Prior to this game, Warren had never walked more than three batters in a single outing, but he matched this number before the fourth inning concluded.
The Yankees’ offense, known for its recent scoring prowess of at least seven runs in each of the last five games, was unexpectedly stifled, managing just one run on a total of three hits.
Despite leading the American League in walks, the Yankees failed to earn a single walk in eight innings against Nathan Eovaldi. The closest they came was a three-ball count during Trent Grisham’s initial at-bat.
For both Warren and the Yankees, Wednesday’s performance was an unusual blemish in an otherwise impressive start to the season.
Warren’s location was amiss and the Yankees’ offense missed plenty against Eovaldi in a 6-1 loss to the Rangers in front of 40,269 in The Bronx on a night that was pleasant before rain arrived late.
The Yankees (25-12) dropped just a third game in their past 18 and head Thursday afternoon’s rubber match with hopes of avoiding their first series defeat since that sweep in Tampa on April 10-12.
Warren allowed six runs on seven hits and three walks in four innings, swelling his ERA from 2.39 to 3.46 in less than 90 minutes. Every start matters for Warren, who is believed to be competing with Weathers to keep a rotation spot when Gerrit Cole returns in the next few weeks.
The young right-hander again had stuff good enough to swerve around bats, seven of his 12 outs coming from strikeouts, but he did not bait Rangers hitters to chase outside of the strike zone enough, watched as four strike calls were overturned through Texas challenges and fell behind in counts too many times, a problem that became apparent immediately.
In the first inning, Warren threw three straight balls to Corey Seager. He then grooved a 3-0 fastball that was reversed to the short porch, a solo home run that gave the Rangers a lead they would not return.
They added on from there. After an eight-pitch walk to Brandon Nimmo, whom Warren could not put away to begin the third, Ezequiel Duran drove an RBI double into left-center. Later in the inning, Evan Carter saw a 2-1 sweeper and hooked a two-run homer off the facing of the second deck in right.
An inning later, three of the first four batters reached — Andrew McCutchen and Nimmo on walks — before a Duran sacrifice fly and a well-placed Seager single up the middle became the last of the damage against Warren. Warren, who had allowed five earned runs in his past four starts, was pulled after the six-spot. Yerry De los Santos (3 ⅓ scoreless innings) impressed quickly in the hours after his summons from Triple-A.

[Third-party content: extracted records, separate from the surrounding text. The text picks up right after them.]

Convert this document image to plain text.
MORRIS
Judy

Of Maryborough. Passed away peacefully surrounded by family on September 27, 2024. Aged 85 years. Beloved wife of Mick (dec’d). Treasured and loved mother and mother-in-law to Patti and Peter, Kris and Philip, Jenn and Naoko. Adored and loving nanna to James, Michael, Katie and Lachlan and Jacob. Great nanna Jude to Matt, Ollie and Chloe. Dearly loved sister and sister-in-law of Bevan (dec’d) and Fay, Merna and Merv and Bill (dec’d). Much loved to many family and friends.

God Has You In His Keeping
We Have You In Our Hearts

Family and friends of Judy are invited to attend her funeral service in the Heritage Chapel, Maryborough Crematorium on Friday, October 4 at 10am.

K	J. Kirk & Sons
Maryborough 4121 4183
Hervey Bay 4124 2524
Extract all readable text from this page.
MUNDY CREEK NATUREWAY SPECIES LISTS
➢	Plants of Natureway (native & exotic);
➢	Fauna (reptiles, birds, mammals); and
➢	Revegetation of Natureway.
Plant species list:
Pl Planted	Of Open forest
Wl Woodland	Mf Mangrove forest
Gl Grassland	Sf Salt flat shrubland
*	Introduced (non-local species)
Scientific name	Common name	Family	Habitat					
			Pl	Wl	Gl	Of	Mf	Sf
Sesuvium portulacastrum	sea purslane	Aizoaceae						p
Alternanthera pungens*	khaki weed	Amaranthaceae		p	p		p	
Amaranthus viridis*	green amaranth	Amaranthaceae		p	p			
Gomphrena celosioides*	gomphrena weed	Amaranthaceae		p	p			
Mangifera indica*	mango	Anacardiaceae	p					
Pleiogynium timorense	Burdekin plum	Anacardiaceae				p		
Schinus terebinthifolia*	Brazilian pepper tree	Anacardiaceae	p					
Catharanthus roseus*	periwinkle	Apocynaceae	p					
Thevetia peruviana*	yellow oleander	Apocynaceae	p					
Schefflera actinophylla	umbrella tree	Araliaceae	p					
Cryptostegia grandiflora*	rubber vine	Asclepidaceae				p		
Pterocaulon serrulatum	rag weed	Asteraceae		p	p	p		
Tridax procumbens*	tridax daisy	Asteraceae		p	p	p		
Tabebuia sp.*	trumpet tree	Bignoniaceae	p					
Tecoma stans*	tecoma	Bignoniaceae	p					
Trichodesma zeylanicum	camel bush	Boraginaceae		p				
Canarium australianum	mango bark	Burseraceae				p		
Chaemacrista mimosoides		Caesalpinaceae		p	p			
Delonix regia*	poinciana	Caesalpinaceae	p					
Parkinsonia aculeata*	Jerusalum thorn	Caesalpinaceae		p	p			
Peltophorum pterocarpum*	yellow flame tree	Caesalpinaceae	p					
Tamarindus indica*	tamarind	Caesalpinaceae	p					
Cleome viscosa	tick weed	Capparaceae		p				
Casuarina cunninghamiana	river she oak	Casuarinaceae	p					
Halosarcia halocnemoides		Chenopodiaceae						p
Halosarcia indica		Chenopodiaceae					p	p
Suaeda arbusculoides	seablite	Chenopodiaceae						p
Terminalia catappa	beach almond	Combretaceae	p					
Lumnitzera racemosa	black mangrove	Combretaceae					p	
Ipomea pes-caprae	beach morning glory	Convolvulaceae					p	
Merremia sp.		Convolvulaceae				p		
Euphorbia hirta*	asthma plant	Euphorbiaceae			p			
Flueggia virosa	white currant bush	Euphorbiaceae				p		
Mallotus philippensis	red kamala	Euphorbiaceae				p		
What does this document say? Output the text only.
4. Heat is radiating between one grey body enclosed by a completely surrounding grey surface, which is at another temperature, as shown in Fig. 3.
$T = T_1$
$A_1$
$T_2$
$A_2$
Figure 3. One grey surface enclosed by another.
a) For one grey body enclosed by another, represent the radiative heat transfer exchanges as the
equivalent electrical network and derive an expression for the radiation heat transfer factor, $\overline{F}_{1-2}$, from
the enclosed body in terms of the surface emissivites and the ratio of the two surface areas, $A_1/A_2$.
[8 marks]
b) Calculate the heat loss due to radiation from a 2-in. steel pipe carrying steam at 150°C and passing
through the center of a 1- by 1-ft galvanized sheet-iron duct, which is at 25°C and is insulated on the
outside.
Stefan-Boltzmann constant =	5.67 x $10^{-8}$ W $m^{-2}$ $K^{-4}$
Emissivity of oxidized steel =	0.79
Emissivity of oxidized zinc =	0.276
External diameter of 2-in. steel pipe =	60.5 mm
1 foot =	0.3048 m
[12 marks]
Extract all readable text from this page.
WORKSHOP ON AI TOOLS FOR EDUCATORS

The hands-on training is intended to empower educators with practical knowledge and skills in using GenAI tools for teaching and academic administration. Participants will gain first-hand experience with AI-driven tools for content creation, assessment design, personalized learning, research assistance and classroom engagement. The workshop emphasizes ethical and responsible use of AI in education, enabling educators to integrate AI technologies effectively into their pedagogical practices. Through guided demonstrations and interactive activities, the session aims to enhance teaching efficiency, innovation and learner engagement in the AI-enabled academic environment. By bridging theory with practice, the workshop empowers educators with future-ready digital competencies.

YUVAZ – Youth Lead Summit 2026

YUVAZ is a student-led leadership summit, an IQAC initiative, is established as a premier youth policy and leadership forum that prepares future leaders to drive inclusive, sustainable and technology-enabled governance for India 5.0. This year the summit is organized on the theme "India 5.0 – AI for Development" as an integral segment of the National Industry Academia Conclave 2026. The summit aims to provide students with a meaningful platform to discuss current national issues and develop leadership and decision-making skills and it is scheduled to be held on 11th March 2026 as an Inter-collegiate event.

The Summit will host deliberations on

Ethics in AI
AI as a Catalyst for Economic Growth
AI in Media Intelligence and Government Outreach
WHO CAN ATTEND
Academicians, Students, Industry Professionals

The entirety of the Yankees’ offense was home run No. 15 for Aaron Judge in the sixth inning. Otherwise, Eovaldi — the former Yankee and frequent Yankee killer, entering with a 3.05 ERA in 25 games against the club — looked like vintage Eovaldi, throwing 72 of his 101 pitches for strikes and relying heavily on a splitter and curveball that the Yankees could not barrel up.